Real-space visualization of quasiparticle dephasing near the Planckian limit in the Dirac line node material ZrSiS

TL;DR

This study uses spectroscopic imaging STM to visualize quasiparticle dephasing in ZrSiS, revealing that electron-electron interactions near the Dirac line node reach the Planckian limit, indicating strong electronic correlations.

Contribution

First direct measurement of quasiparticle phase coherence length and lifetime in a Dirac line node material using spatially resolved STM imaging.

Findings

Quasiparticle lifetime below -40 meV is very short, near the Planckian limit.

Quasiparticle interference patterns decay spatially, allowing extraction of phase coherence length.

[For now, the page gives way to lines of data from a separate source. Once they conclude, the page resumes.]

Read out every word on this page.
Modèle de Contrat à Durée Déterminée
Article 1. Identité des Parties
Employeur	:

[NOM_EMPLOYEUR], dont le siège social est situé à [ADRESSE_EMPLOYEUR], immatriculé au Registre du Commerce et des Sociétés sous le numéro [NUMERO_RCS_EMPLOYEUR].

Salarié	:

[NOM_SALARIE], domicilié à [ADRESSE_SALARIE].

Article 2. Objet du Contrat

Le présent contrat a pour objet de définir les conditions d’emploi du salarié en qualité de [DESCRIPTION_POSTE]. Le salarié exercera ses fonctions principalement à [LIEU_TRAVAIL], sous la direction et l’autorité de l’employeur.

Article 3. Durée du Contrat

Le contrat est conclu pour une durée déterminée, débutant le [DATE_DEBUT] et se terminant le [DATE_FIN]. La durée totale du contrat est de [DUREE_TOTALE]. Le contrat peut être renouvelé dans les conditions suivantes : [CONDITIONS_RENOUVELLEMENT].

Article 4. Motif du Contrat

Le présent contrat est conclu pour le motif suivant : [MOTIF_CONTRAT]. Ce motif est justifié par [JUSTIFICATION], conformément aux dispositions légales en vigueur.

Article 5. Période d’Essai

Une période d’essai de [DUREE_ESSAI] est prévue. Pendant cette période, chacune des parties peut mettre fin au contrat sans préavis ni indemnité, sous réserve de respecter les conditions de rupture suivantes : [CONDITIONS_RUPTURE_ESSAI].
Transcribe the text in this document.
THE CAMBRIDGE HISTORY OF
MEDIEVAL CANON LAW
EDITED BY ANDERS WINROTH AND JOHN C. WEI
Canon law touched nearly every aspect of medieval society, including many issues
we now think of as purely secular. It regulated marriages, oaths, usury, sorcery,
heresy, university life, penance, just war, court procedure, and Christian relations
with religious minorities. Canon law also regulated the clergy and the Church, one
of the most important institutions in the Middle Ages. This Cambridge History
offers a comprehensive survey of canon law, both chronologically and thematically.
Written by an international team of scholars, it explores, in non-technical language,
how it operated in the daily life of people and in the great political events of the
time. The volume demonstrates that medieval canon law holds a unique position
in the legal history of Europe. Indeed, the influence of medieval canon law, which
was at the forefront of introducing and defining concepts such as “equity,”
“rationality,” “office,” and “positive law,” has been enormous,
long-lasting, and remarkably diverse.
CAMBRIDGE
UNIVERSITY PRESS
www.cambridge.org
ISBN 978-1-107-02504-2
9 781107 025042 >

Results support the presence of strong electronic correlations near the Dirac line node.

Abstract

Dirac line node (DLN) materials are topological semimetals wherein a set of symmetry protected crossing points forms a one-dimensional (1D) line in reciprocal space. Not only are the linearly dispersing bands expected to give rise to exceptional electronic properties, but the weak screening of the Coulomb interaction near the line node may enhance electronic correlations, produce new many-body ground states, or influence the quasiparticle lifetime. We investigate the quasiparticle dynamics in the DLN material ZrSiS via spectroscopic imaging scanning tunneling microscopy (SI-STM). By studying the spatial decay of quasiparticle interference patterns (QPI) from point scatterers, we were able to directly and selectively extract the phase coherence length $l_{\textrm{QPI}}$ and lifetime $\tau_{\textrm{QPI}}$ for the bulk DLN excitations, which are dominated by inelastic electron-electron scattering. We find that the experimental $\tau_{\textrm{QPI}}(E)$ values below $-$40 meV are very short, likely due to the stronger Coulomb interactions, and lie at the Planckian limit $\hbar/|E|$. Our results corroborate a growing body of experimental reports demonstrating unusual electronic correlation effects near a DLN.